Artex wil zo zorgen voor „democratisering” van het investeren in kunst, zegt bestuursvoorzitter Yassir Benjelloun-Touimi in een telefoongesprek. „Je moet miljardair zijn om jezelf een kunstwerk van deze waarde te kunnen veroorloven. Met een prijs van 100 dollar per aandeel kunnen zoveel mogelijk mensen instappen.”
De miljoenenhandel in kunstwerken is traditioneel het domein van grote veilinghuizen als Christie’s en Sotheby’s, en van internationale topgaleries als Gagosian, David Zwirner en Pace. Vorige week nog bracht het schilderij Dame mit Fächer (‘Dame met waaier’) van Gustav Klimt bij Sotheby’s in Londen omgerekend 86 miljoen euro op, het hoogste bedrag ooit voor een kunstwerk dat in Europa geveild werd. Een anonieme bieder uit Hongkong is de nieuwe eigenaar.
Pensioenfondsen
Vooral de meest gewilde kunstenaars – denk aan Picasso, Basquiat, Warhol of Monet – zijn de afgelopen twintig jaar in een hoog tempo duurder geworden. De veilingopbrengsten van de honderd meest gewilde kunstenaars (bijgehouden in de Artprice100-index) stegen sinds 2000 met gemiddeld 8,9 procent per jaar, veel sneller dan de aandelenkoersen.
Niet alleen voor rijke particulieren is kunst de afgelopen decennia een investeringsvehikel geworden. Het pensioenfonds van British Rail kocht al in de jaren zeventig een collectie schilderijen als waardevaste investering. Vervolgens ontstonden fondsen, zoals het Zwitserse Anthea Art Investments, die een portfolio van kunstwerken bezitten en beheren voor een „sophisticated, high-profile clientele”. „Daar leg je normaal gesproken een half miljoen of meer in, en dat zet je voor een jaar of tien vast”, zegt Benjelloun-Touimi. „Eerder uitstappen kan niet.”
Recenter ontstonden ook fondsen voor een bredere groep klanten. Het bekendst is het in 2017 opgerichte Amerikaanse bedrijf Masterworks, dat al 278 werken aankocht en voor 787 miljoen dollar aan beeldende kunst bezit. Financieel gewin staat er expliciet voorop. Een niet nader beschreven werk van de Franse abstracte schilder Pierre Soulages is het afgelopen jaar 13,9 procent in waarde gestegen, meldt de website prominent, een Banksy zit op 32 procent.
Masterworks hanteert een minimum inleg van 15.000 dollar, maar klanten kunnen hun investering ook opknippen in kleinere aandelen en die onderling (dus niet op een beurs) verhandelen. Of kopers zich aandienen, is onzeker, waarschuwt Masterworks op zijn website: „Het is mogelijk dat er geen actieve handel ontstaat.”

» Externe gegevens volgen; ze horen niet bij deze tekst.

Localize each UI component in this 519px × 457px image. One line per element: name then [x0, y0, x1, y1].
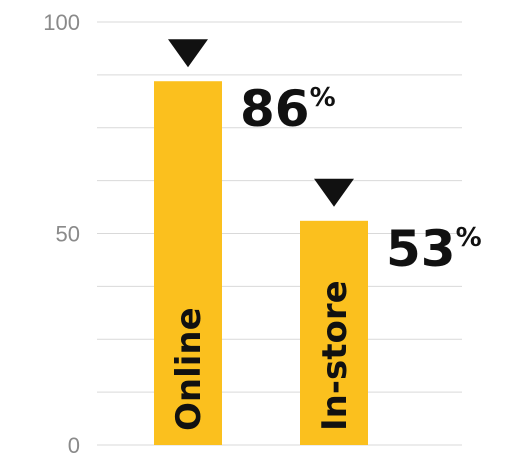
value-percent-sign: %: [310, 83, 336, 113]
y-tick-label: 100: [43, 10, 80, 35]
value-percent-sign: %: [456, 223, 482, 253]
y-tick-label: 50: [56, 222, 80, 247]
y-axis: 0 50 100: [43, 10, 80, 457]
down-triangle-icon: [314, 178, 354, 207]
bar: [300, 220, 368, 445]
value-number: 53: [386, 220, 456, 278]
bars: Online 86% In-store 53%: [154, 39, 482, 445]
bar-value-label: 86%: [240, 80, 336, 138]
bar-category-label: Online: [169, 307, 209, 431]
value-number: 86: [240, 80, 310, 138]
bar-value-label: 53%: [386, 220, 482, 278]
down-triangle-icon: [168, 39, 208, 68]
bar: [154, 81, 222, 445]
y-tick-label: 0: [68, 433, 80, 457]
bar-category-label: In-store: [315, 280, 355, 431]
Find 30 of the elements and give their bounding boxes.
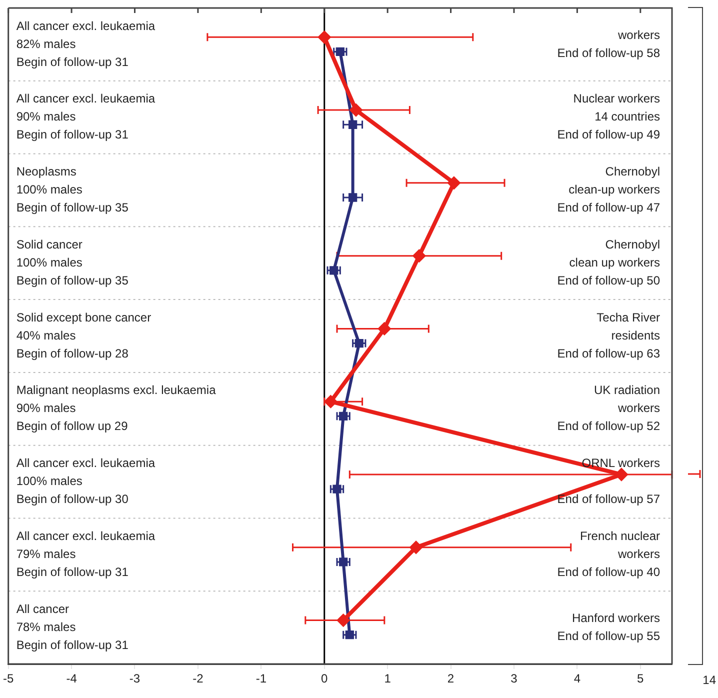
x-tick-label: 0 xyxy=(321,672,328,686)
y-tick-label: Solid cancer 100% males Begin of follow-up 35 xyxy=(16,237,129,288)
x-tick-label: 3 xyxy=(510,672,518,686)
y-tick-label: All cancer 78% males Begin of follow-up 31 xyxy=(16,602,129,652)
x-tick-label: 4 xyxy=(574,672,581,686)
x-tick-label: 1 xyxy=(384,672,392,686)
x-tick-label: -2 xyxy=(192,672,204,686)
y-tick-label: All cancer excl. leukaemia 100% males Begin of follow-up 30 xyxy=(16,456,156,506)
y-tick-label: All cancer excl. leukaemia 79% males Begin of follow-up 31 xyxy=(16,528,156,579)
y2-tick-label: Chernobyl clean-up workers End of follow-up 47 xyxy=(557,164,660,215)
y-tick-label: Malignant neoplasms excl. leukaemia 90% males Begin of follow up 29 xyxy=(16,383,216,434)
x-tick-label: -1 xyxy=(256,672,267,686)
x-tick-label: -3 xyxy=(129,672,140,686)
y-tick-label: All cancer excl. leukaemia 82% males Begin of follow-up 31 xyxy=(16,18,156,69)
y2-tick-label: Nuclear workers 14 countries End of follow-up 49 xyxy=(557,92,660,142)
y2-tick-label: Hanford workers End of follow-up 55 xyxy=(557,610,660,643)
y-tick-label: Solid except bone cancer 40% males Begin of follow-up 28 xyxy=(16,310,152,360)
y2-tick-label: workers End of follow-up 58 xyxy=(557,28,660,60)
y2-tick-label: Chernobyl clean up workers End of follow-up 50 xyxy=(557,237,660,288)
y2-tick-label: Techa River residents End of follow-up 63 xyxy=(557,310,660,360)
x-tick-label: -4 xyxy=(66,672,78,686)
y2-tick-label: French nuclear workers End of follow-up 40 xyxy=(557,528,660,579)
y-tick-label: Neoplasms 100% males Begin of follow-up 35 xyxy=(16,164,129,215)
x-tick-label: 2 xyxy=(447,672,454,686)
x-tick-label: 5 xyxy=(637,672,644,686)
y2-tick-label: UK radiation workers End of follow-up 52 xyxy=(557,383,660,434)
y-tick-label: All cancer excl. leukaemia 90% males Begin of follow-up 31 xyxy=(16,92,156,142)
x-tick-label: -5 xyxy=(3,672,14,686)
category-label: ORNL workers End of follow-up 57 xyxy=(557,456,660,506)
text: 14 xyxy=(702,673,716,689)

Masterworks kocht 278 werken aan. Financieel gewin staat er voorop
Voor Artex, dat gevestigd is in Liechtenstein, is de snelle, openbare handel in kunstaandelen juist de kern van het bedrijf. Artex is, in tegenstelling tot investeringsfondsen, geen eigenaar van de schilderijen die het zal verhandelen – het faciliteert alleen de markt. „Je kunt elke seconde handelen”, zegt directeur Benjelloun-Touimi.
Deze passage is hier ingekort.